TAIPEI (Taiwan News) — The government sent mixed signals to foreign would-be tourists on Tuesday (July 21) when the Ministry of Foreign Affairs (MOFA) announced it was extending its visa-free treatment to four countries, despite the fact that the ban on foreign arrivals imposed in March of last year is still firmly in place.
MOFA announced in a press release that as part of its efforts to promote the New Southbound Policy, it will extend visa-free entry to nationals from Thailand, the Philippines, Brunei, and Russia from Aug. 1 until July 31, 2022. In addition, it stated that it will continue with its "Project for Simplifying Visa Regulations for High-end Group Tourists from Southeast Asian countries" until Dec. 31, 2022.
However, MOFA acknowledged in the statement that on March 19, 2020, the Central Epidemic Command Center (CECC) banned foreign nationals from entering Taiwan for tourism. The ministry stressed that the extension of visa-free treatment is the continuation of previous policies and does "not indicate an opening-up of Taiwan to foreign tourists amidst the COVID-19 pandemic."
The ministry pledged to continue to "fine-tune" its visa policy in a bid to boost bilateral exchanges and draw more travelers "while still ensuring border and public security." It also vowed to work with other countries on augmenting visa treatment for Taiwanese nationals.

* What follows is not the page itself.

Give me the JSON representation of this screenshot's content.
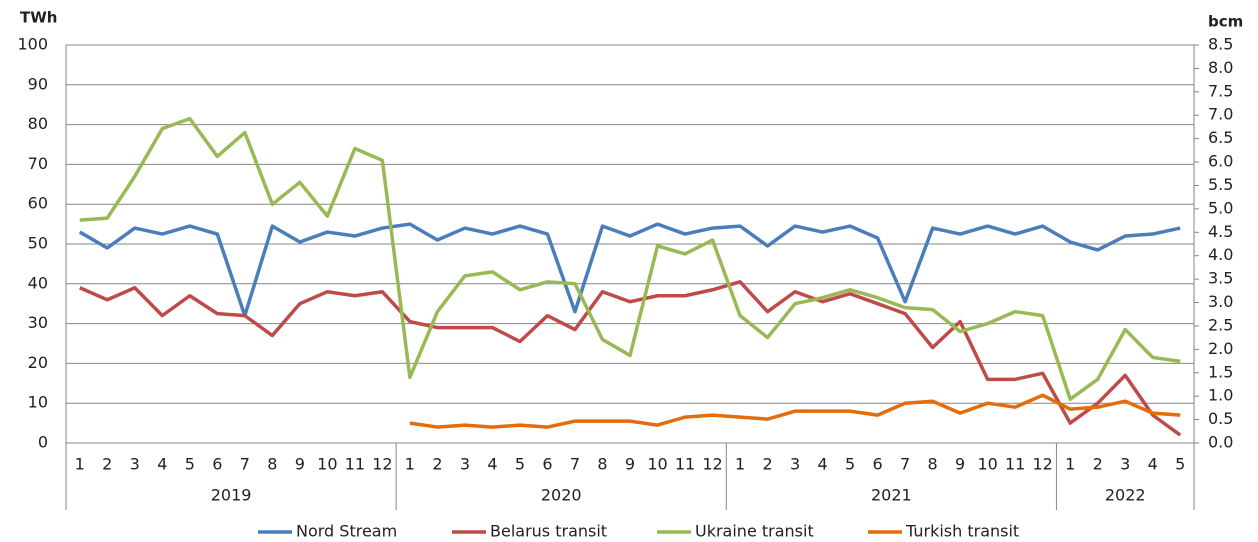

As Taiwan has counted fewer than 100 COVID cases per day for nearly a month and its positivity rate is now only 0.06%, Health Minister and CECC head Chen Shih-chung (陳時中) on Monday (July 19) said it is "highly likely" the Level 3 measures will soon be lowered to Level 2. However, the CECC has yet to give any indication that it will lift the travel ban or provide a timeline for its end.
Only 22% of Taiwan's population has received at least one vaccine dose while the Delta variant of the virus spreads rapidly overseas. From July 6-19, Russia reported 340,587 new COVID cases, while Thailand recorded 125,937 and the Philippines registered 71,650.
With only 21 cases reported during that period, tiny Brunei is the only country that could conceivably be among the first countries to see the travel ban lifted when such an easing of restrictions occurs.